Комментарий к Часть 1. Глава 5. Накликать беду
Дорогие читатели!
На этой главе заканчивается первая часть истории - предгрозовье. Дальше начинает собственно гроза.
========== Часть 2. Ненастье. Глава 1. Донос ==========
Вольный дом Берглера — известное увеселительное заведение Петербурга, пользовалось большой популярностью у любящих покутить, поиграть в карты и подебоширить, разудалых гвардейцев. Самая жаркая пора начиналась у хозяина и его работников ближе к вечеру, когда бравые молодцы, освободясь от забот военной службы, шли расслабиться и дать волю шальному задору. В ту пору Россия временно отдыхала от войны и, возможно, поэтому не слишком обремененные ратными делами молодые люди искали выход своей неуемной энергии в подвигах иного рода. К утру, когда нагулявшиеся до изнеможения гвардейцы разбредались по домам, а какие-то оставались храпеть прямо здесь же, уронив голову на стол или в чашку — как придется — хозяин принимался подсчитывать доходы от проданных закуски и выпивки и убытки в виде поломанной мебели и разбитой посуды. В такой вот хмельной компании часто веселился едва разменявший третий десяток подполковник Иван Лопухин с приятелями.

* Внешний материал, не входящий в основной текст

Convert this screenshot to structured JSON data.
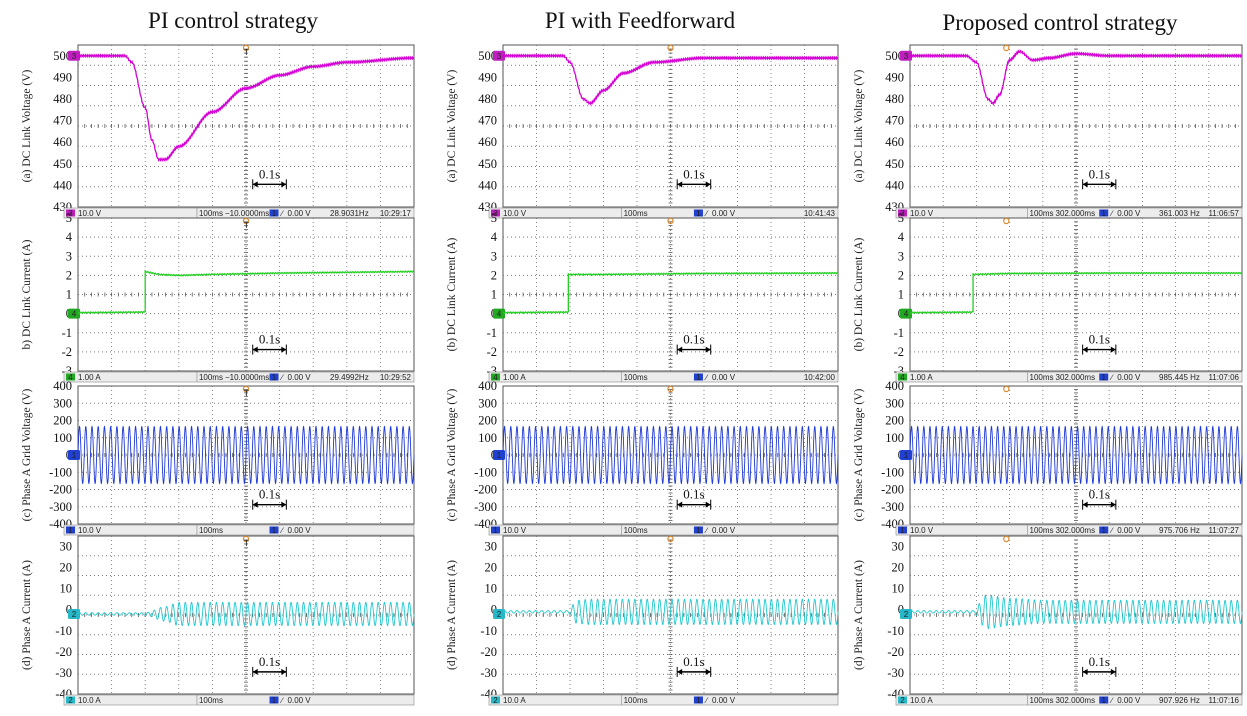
{
  "colors": {
    "ch3": "#d400d4",
    "ch4": "#22d022",
    "ch1": "#1f3ad6",
    "ch2": "#22c8cf",
    "grid": "#7a7a7a",
    "trigger": "#e08a2a"
  },
  "column_titles": [
    "PI control strategy",
    "PI with Feedforward",
    "Proposed control strategy"
  ],
  "time_annotation": "0.1s",
  "rows": [
    {
      "label": "(a) DC Link Voltage (V)",
      "ticks": [
        "500",
        "490",
        "480",
        "470",
        "460",
        "450",
        "440",
        "430"
      ],
      "marker": "3"
    },
    {
      "label": "(b) DC Link Current (A)",
      "label_alt": "b) DC Link Current (A)",
      "ticks": [
        "5",
        "4",
        "3",
        "2",
        "1",
        "0",
        "-1",
        "-2",
        "-3"
      ],
      "marker": "4"
    },
    {
      "label": "(c) Phase A Grid Voltage (V)",
      "ticks": [
        "400",
        "300",
        "200",
        "100",
        "0",
        "-100",
        "-200",
        "-300",
        "-400"
      ],
      "marker": "1"
    },
    {
      "label": "(d) Phase A Current (A)",
      "ticks": [
        "30",
        "20",
        "10",
        "0",
        "-10",
        "-20",
        "-30",
        "-40"
      ],
      "marker": "2"
    }
  ],
  "status_bars": [
    [
      {
        "ch": "3",
        "scale": "10.0 V",
        "timebase": "100ms",
        "delay": "−10.0000ms",
        "trig": "1",
        "level": "0.00 V",
        "freq": "28.9031Hz",
        "clock": "10:29:17"
      },
      {
        "ch": "4",
        "scale": "1.00 A",
        "timebase": "100ms",
        "delay": "−10.0000ms",
        "trig": "1",
        "level": "0.00 V",
        "freq": "29.4992Hz",
        "clock": "10:29:52"
      },
      {
        "ch": "1",
        "scale": "10.0 V",
        "timebase": "100ms",
        "delay": "",
        "trig": "1",
        "level": "0.00 V",
        "freq": "",
        "clock": ""
      },
      {
        "ch": "2",
        "scale": "10.0 A",
        "timebase": "100ms",
        "delay": "",
        "trig": "1",
        "level": "0.00 V",
        "freq": "",
        "clock": ""
      }
    ],
    [
      {
        "ch": "3",
        "scale": "10.0 V",
        "timebase": "100ms",
        "delay": "",
        "trig": "1",
        "level": "0.00 V",
        "freq": "",
        "clock": "10:41:43"
      },
      {
        "ch": "4",
        "scale": "1.00 A",
        "timebase": "100ms",
        "delay": "",
        "trig": "1",
        "level": "0.00 V",
        "freq": "",
        "clock": "10:42:00"
      },
      {
        "ch": "1",
        "scale": "10.0 V",
        "timebase": "100ms",
        "delay": "",
        "trig": "1",
        "level": "0.00 V",
        "freq": "",
        "clock": ""
      },
      {
        "ch": "2",
        "scale": "10.0 A",
        "timebase": "100ms",
        "delay": "",
        "trig": "1",
        "level": "0.00 V",
        "freq": "",
        "clock": ""
      }
    ],
    [
      {
        "ch": "3",
        "scale": "10.0 V",
        "timebase": "100ms",
        "delay": "302.000ms",
        "trig": "1",
        "level": "0.00 V",
        "freq": "361.003 Hz",
        "clock": "11:06:57"
      },
      {
        "ch": "4",
        "scale": "1.00 A",
        "timebase": "100ms",
        "delay": "302.000ms",
        "trig": "1",
        "level": "0.00 V",
        "freq": "985.445 Hz",
        "clock": "11:07:06"
      },
      {
        "ch": "1",
        "scale": "10.0 V",
        "timebase": "100ms",
        "delay": "302.000ms",
        "trig": "1",
        "level": "0.00 V",
        "freq": "975.706 Hz",
        "clock": "11:07:27"
      },
      {
        "ch": "2",
        "scale": "10.0 A",
        "timebase": "100ms",
        "delay": "302.000ms",
        "trig": "1",
        "level": "0.00 V",
        "freq": "907.926 Hz",
        "clock": "11:07:16"
      }
    ]
  ],
  "chart_data": [
    {
      "type": "line",
      "column_title": "PI control strategy",
      "ylabel": "(a) DC Link Voltage (V)",
      "ylim": [
        430,
        505
      ],
      "time_per_div": "100ms",
      "series": [
        {
          "x": [
            0,
            0.14,
            0.16,
            0.2,
            0.22,
            0.24,
            0.26,
            0.3,
            0.4,
            0.5,
            0.6,
            0.7,
            0.8,
            1.0
          ],
          "y": [
            500,
            500,
            497,
            476,
            461,
            452,
            452,
            458,
            474,
            485,
            491,
            495,
            497,
            499
          ]
        }
      ]
    },
    {
      "type": "line",
      "column_title": "PI control strategy",
      "ylabel": "(b) DC Link Current (A)",
      "ylim": [
        -3,
        5
      ],
      "time_per_div": "100ms",
      "series": [
        {
          "x": [
            0,
            0.2,
            0.2,
            0.24,
            0.3,
            0.4,
            0.6,
            1.0
          ],
          "y": [
            0.05,
            0.08,
            2.2,
            2.05,
            2.0,
            2.05,
            2.12,
            2.2
          ]
        }
      ]
    },
    {
      "type": "line",
      "column_title": "PI control strategy",
      "ylabel": "(c) Phase A Grid Voltage (V)",
      "ylim": [
        -400,
        400
      ],
      "time_per_div": "100ms",
      "series": [
        {
          "x": [
            0,
            1
          ],
          "amplitude": [
            165,
            165
          ],
          "cycles": 54
        }
      ]
    },
    {
      "type": "line",
      "column_title": "PI control strategy",
      "ylabel": "(d) Phase A Current (A)",
      "ylim": [
        -40,
        35
      ],
      "time_per_div": "100ms",
      "series": [
        {
          "x": [
            0,
            0.2,
            0.26,
            0.3,
            1.0
          ],
          "amplitude": [
            0.6,
            0.6,
            3.5,
            5.5,
            5.5
          ],
          "offset": -2,
          "cycles": 54
        }
      ]
    },
    {
      "type": "line",
      "column_title": "PI with Feedforward",
      "ylabel": "(a) DC Link Voltage (V)",
      "ylim": [
        430,
        505
      ],
      "time_per_div": "100ms",
      "series": [
        {
          "x": [
            0,
            0.18,
            0.2,
            0.24,
            0.26,
            0.3,
            0.36,
            0.45,
            0.6,
            1.0
          ],
          "y": [
            500,
            500,
            497,
            480,
            478,
            484,
            492,
            497,
            499,
            499
          ]
        }
      ]
    },
    {
      "type": "line",
      "column_title": "PI with Feedforward",
      "ylabel": "(b) DC Link Current (A)",
      "ylim": [
        -3,
        5
      ],
      "time_per_div": "100ms",
      "series": [
        {
          "x": [
            0,
            0.195,
            0.195,
            0.3,
            0.6,
            1.0
          ],
          "y": [
            0.05,
            0.08,
            2.05,
            2.05,
            2.1,
            2.12
          ]
        }
      ]
    },
    {
      "type": "line",
      "column_title": "PI with Feedforward",
      "ylabel": "(c) Phase A Grid Voltage (V)",
      "ylim": [
        -400,
        400
      ],
      "time_per_div": "100ms",
      "series": [
        {
          "x": [
            0,
            1
          ],
          "amplitude": [
            165,
            165
          ],
          "cycles": 54
        }
      ]
    },
    {
      "type": "line",
      "column_title": "PI with Feedforward",
      "ylabel": "(d) Phase A Current (A)",
      "ylim": [
        -40,
        35
      ],
      "time_per_div": "100ms",
      "series": [
        {
          "x": [
            0,
            0.195,
            0.22,
            0.26,
            1.0
          ],
          "amplitude": [
            0.6,
            0.6,
            5.5,
            6,
            6
          ],
          "offset": -1,
          "cycles": 54
        }
      ]
    },
    {
      "type": "line",
      "column_title": "Proposed control strategy",
      "ylabel": "(a) DC Link Voltage (V)",
      "ylim": [
        430,
        505
      ],
      "time_per_div": "100ms",
      "series": [
        {
          "x": [
            0,
            0.17,
            0.2,
            0.235,
            0.25,
            0.27,
            0.3,
            0.33,
            0.37,
            0.42,
            0.5,
            0.6,
            1.0
          ],
          "y": [
            500,
            500,
            497,
            480,
            478,
            482,
            498,
            502,
            498,
            499,
            501,
            500,
            500
          ]
        }
      ]
    },
    {
      "type": "line",
      "column_title": "Proposed control strategy",
      "ylabel": "(b) DC Link Current (A)",
      "ylim": [
        -3,
        5
      ],
      "time_per_div": "100ms",
      "series": [
        {
          "x": [
            0,
            0.19,
            0.19,
            0.3,
            0.6,
            1.0
          ],
          "y": [
            0.05,
            0.08,
            2.05,
            2.1,
            2.12,
            2.12
          ]
        }
      ]
    },
    {
      "type": "line",
      "column_title": "Proposed control strategy",
      "ylabel": "(c) Phase A Grid Voltage (V)",
      "ylim": [
        -400,
        400
      ],
      "time_per_div": "100ms",
      "series": [
        {
          "x": [
            0,
            1
          ],
          "amplitude": [
            165,
            165
          ],
          "cycles": 54
        }
      ]
    },
    {
      "type": "line",
      "column_title": "Proposed control strategy",
      "ylabel": "(d) Phase A Current (A)",
      "ylim": [
        -40,
        35
      ],
      "time_per_div": "100ms",
      "series": [
        {
          "x": [
            0,
            0.19,
            0.23,
            0.3,
            0.4,
            1.0
          ],
          "amplitude": [
            0.6,
            0.6,
            8,
            6.5,
            5.5,
            5.5
          ],
          "offset": -1,
          "cycles": 54
        }
      ]
    }
  ]
}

Перевалило уже далеко за полночь. Иван недоверчивым пьяным взглядом обвел утопающее в табачном дыму питейное заведение и отрицательно мотнул покрытой сбившимся париком головой. Это должно было означать, что окружающая обстановка не располагает к откровенности.
— Дружище, а пошли ко мне? Поговорим по душам, выпивку я обеспечу, — сказал Лопухин, наклоняясь через стол к своему завсегдашнему компаньону по веселому времяпрепровождению.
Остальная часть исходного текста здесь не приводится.